In the paper, Lennon and colleagues explained polygenic risk scores “aggregate the effects of many genetic risk variants” to identify a person’s genetic predisposition for a certain disease or phenotype.
“But their development and application to clinical care, particularly among ancestrally diverse individuals, present substantial challenges,” they noted. “Clinical use of polygenic risk scores may ultimately prevent disease or enable its detection at earlier, more treatable stages.”
The scientists set a research goal to “optimize polygenic risk scores for a diversity of people.”
While performing the polygenic risk score testing on participants, Broad Clinical Labs focused on 10 conditions—including cardiometabolic diseases and cancer—selected by the research team based on “polygenic risk score performance, medical actionability, and clinical utility,” the Nature Medicine paper explained.
For each condition, the researchers:
Identified “exact spots in the genome that they would analyze to calculate the risk score.”
Used information from the NIH’s All of Us Research Program to “create a model to calibrate a person’s polygenic risk score according to that individual’s genetic ancestry.”
The All of Us program, which aims to collect health information from one million US residents, has three times more people of non-European ancestry than other data sources developing genetic risk scores, HealthDay News reported.
20% of Study Participants Showed High Risk for Disease
To complete their studies, Broad Institute researchers processed a diverse group of eMERGE participants to determine their clinical polygenic risk scores for each of the 10 diseases between July 2022 and August 2023.
Listed below are all conditions studied, as well as the number of participants involved in each study and the number of people with scores indicating high risk of the disease, according to their published paper:
Over 500 people (about 20%) of the 2,500 participants, had high risk for at least one of the 10 targeted diseases, the study found.
Participants in the study self-reported their race/ancestry as follows, according to the paper:
White: 32.8%
Black: 32.8%
Hispanic: 25.4%
Asian: 5%
American Indian: 1.5%
Middle Eastern: 0.9%
No selection: 0.8%
“We can’t fix all biases in the risk scores, but we can make sure that if a person is in a high-risk group for a disease, they’ll get identified as high risk regardless of what their genetic ancestry is,” Lennon said.
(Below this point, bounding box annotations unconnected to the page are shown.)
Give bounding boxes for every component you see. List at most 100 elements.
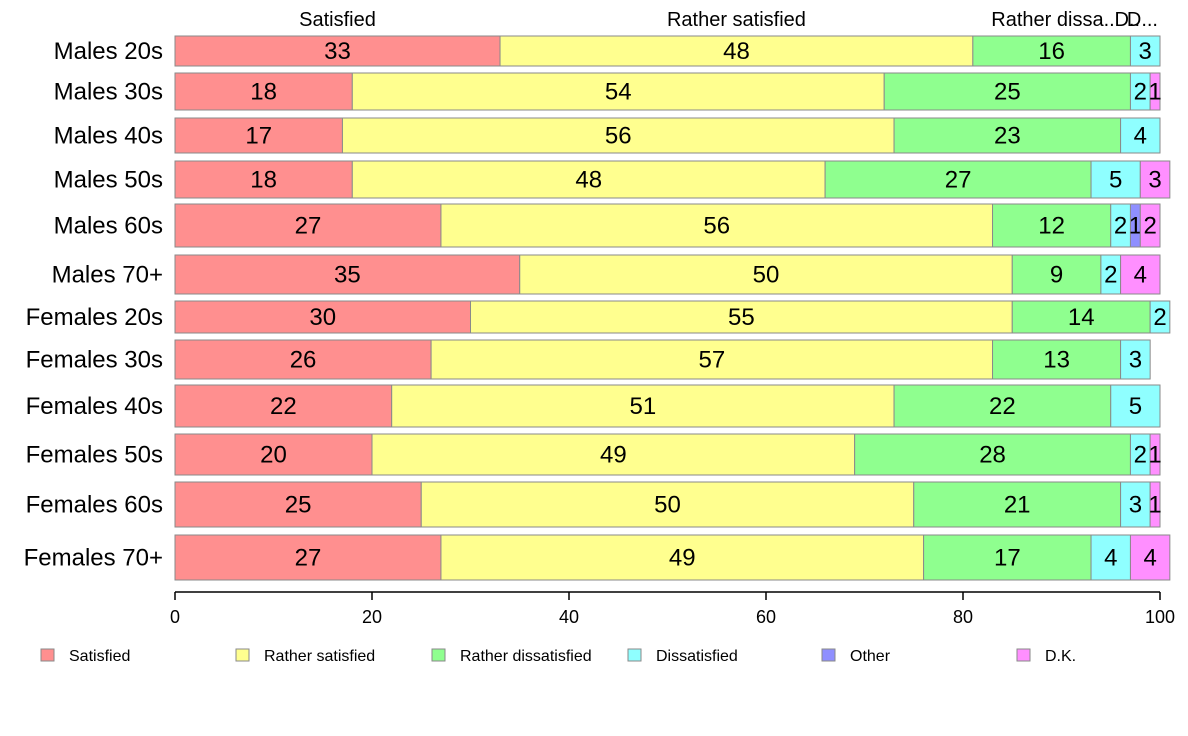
- bar-segment-d-k: [1149, 481, 1161, 528]
- bar-value-label: 14: [1068, 304, 1095, 331]
- bar-segment-d-k: [1149, 433, 1161, 476]
- x-tick-label: 80: [953, 607, 973, 627]
- bar-segment-satisfied: [174, 203, 442, 248]
- x-tick-label: 60: [756, 607, 776, 627]
- bar-value-label: 1: [1148, 79, 1161, 106]
- bar-value-label: 35: [334, 262, 361, 289]
- bar-value-label: 17: [245, 123, 272, 150]
- bar-segment-rather-satisfied: [499, 35, 974, 67]
- bar-value-label: 17: [994, 545, 1021, 572]
- category-label-females-60s: Females 60s: [26, 492, 163, 519]
- bar-value-label: 57: [698, 347, 725, 374]
- top-label-0: Satisfied: [299, 9, 376, 31]
- bar-segment-rather-dissatisfied: [883, 72, 1131, 111]
- category-label-females-50s: Females 50s: [26, 442, 163, 469]
- bar-value-label: 3: [1129, 492, 1142, 519]
- bar-value-label: 25: [285, 492, 312, 519]
- bar-segment-rather-dissatisfied: [913, 481, 1122, 528]
- bar-segment-rather-dissatisfied: [1011, 300, 1151, 334]
- bar-value-label: 22: [270, 393, 297, 420]
- bar-value-label: 49: [669, 545, 696, 572]
- bar-value-label: 5: [1109, 167, 1122, 194]
- category-label-females-30s: Females 30s: [26, 347, 163, 374]
- bar-value-label: 18: [250, 79, 277, 106]
- bar-segment-rather-satisfied: [351, 72, 885, 111]
- legend-swatch-d-k: [1016, 648, 1031, 662]
- bar-segment-rather-satisfied: [341, 117, 895, 154]
- bar-segment-rather-dissatisfied: [1011, 254, 1102, 295]
- category-label-males-60s: Males 60s: [54, 213, 163, 240]
- bar-segment-rather-satisfied: [470, 300, 1013, 334]
- category-label-males-40s: Males 40s: [54, 123, 163, 150]
- bar-value-label: 48: [575, 167, 602, 194]
- bar-segment-d-k: [1139, 203, 1161, 248]
- bar-value-label: 3: [1129, 347, 1142, 374]
- bar-value-label: 48: [723, 38, 750, 65]
- bar-value-label: 22: [989, 393, 1016, 420]
- legend-label-d-k: D.K.: [1045, 648, 1076, 665]
- bar-segment-satisfied: [174, 433, 373, 476]
- bar-value-label: 27: [295, 545, 322, 572]
- bar-value-label: 4: [1134, 123, 1147, 150]
- bar-segment-rather-dissatisfied: [992, 203, 1112, 248]
- bar-segment-satisfied: [174, 160, 353, 199]
- legend-swatch-satisfied: [40, 648, 55, 662]
- bar-segment-dissatisfied: [1129, 35, 1161, 67]
- bar-segment-rather-satisfied: [391, 384, 895, 428]
- bar-value-label: 2: [1153, 304, 1166, 331]
- category-label-females-40s: Females 40s: [26, 393, 163, 420]
- bar-value-label: 20: [260, 442, 287, 469]
- bar-segment-dissatisfied: [1120, 481, 1151, 528]
- legend-swatch-other: [821, 648, 836, 662]
- bar-segment-dissatisfied: [1149, 300, 1171, 334]
- top-label-1: Rather satisfied: [667, 9, 806, 31]
- bar-value-label: 50: [753, 262, 780, 289]
- legend: Satisfied Rather satisfied Rather dissatis…: [40, 648, 1076, 665]
- bar-segment-d-k: [1149, 72, 1161, 111]
- bar-segment-dissatisfied: [1120, 117, 1161, 154]
- bar-value-label: 9: [1050, 262, 1063, 289]
- bar-value-label: 13: [1043, 347, 1070, 374]
- bar-segment-rather-satisfied: [420, 481, 915, 528]
- bar-value-label: 2: [1104, 262, 1117, 289]
- bar-value-label: 18: [250, 167, 277, 194]
- bar-segment-rather-dissatisfied: [893, 117, 1122, 154]
- bar-value-label: 12: [1038, 213, 1065, 240]
- bar-value-label: 4: [1134, 262, 1147, 289]
- x-tick-label: 20: [362, 607, 382, 627]
- legend-label-rather-dissatisfied: Rather dissatisfied: [460, 648, 592, 665]
- category-label-males-20s: Males 20s: [54, 38, 163, 65]
- top-label-3: D..: [1114, 9, 1140, 31]
- bar-value-label: 4: [1143, 545, 1156, 572]
- category-label-females-20s: Females 20s: [26, 304, 163, 331]
- bar-segment-satisfied: [174, 534, 442, 581]
- x-axis: 0 20 40 60 80 100: [170, 591, 1175, 627]
- bar-segment-satisfied: [174, 72, 353, 111]
- bar-segment-dissatisfied: [1120, 339, 1151, 380]
- bar-value-label: 2: [1134, 442, 1147, 469]
- bar-segment-rather-dissatisfied: [923, 534, 1092, 581]
- bar-segment-dissatisfied: [1090, 160, 1141, 199]
- bar-value-label: 3: [1148, 167, 1161, 194]
- top-label-2: Rather dissa..: [991, 9, 1114, 31]
- bar-value-label: 2: [1134, 79, 1147, 106]
- bar-value-label: 4: [1104, 545, 1117, 572]
- category-label-females-70: Females 70+: [24, 545, 163, 572]
- legend-label-rather-satisfied: Rather satisfied: [264, 648, 375, 665]
- x-tick-label: 40: [559, 607, 579, 627]
- bar-segment-rather-dissatisfied: [992, 339, 1122, 380]
- bar-value-label: 2: [1114, 213, 1127, 240]
- bar-segment-rather-dissatisfied: [893, 384, 1112, 428]
- bar-segment-rather-dissatisfied: [824, 160, 1092, 199]
- top-labels: Satisfied Rather satisfied Rather dissa.. D…: [299, 9, 1158, 31]
- category-label-males-50s: Males 50s: [54, 167, 163, 194]
- bar-value-label: 49: [600, 442, 627, 469]
- bar-segment-d-k: [1129, 534, 1171, 581]
- bar-value-label: 3: [1139, 38, 1152, 65]
- legend-swatch-dissatisfied: [627, 648, 642, 662]
- bar-segment-d-k: [1120, 254, 1161, 295]
- category-labels: Males 20s Males 30s Males 40s Males 50s Male…: [24, 38, 163, 572]
- bar-value-label: 23: [994, 123, 1021, 150]
- bar-segment-rather-satisfied: [351, 160, 826, 199]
Further Studies, Scoring Implications
With 10 tests in hand, Broad Clinical Labs plans to calculate risk scores for all 25,000 people in the eMERGE network. The researchers also aim to conduct follow-up studies to discover what role polygenic risk scores may play in patients’ overall healthcare.
“Ultimately, the network wants to know what it means for a person to receive information that says they’re at high risk for one of these diseases,” Lennon said.
The researchers’ findings about disease risk are likely also relevant to healthcare systems, which want care teams to make earlier, pre-symptomatic diagnosis to keep patients healthy.
Clinical laboratory leaders may want to follow Broad Clinical Labs’ studies as they perform the 10 genetic tests and capture information about what participants may be willing to do—based on risk scores—to lower their risk for deadly diseases.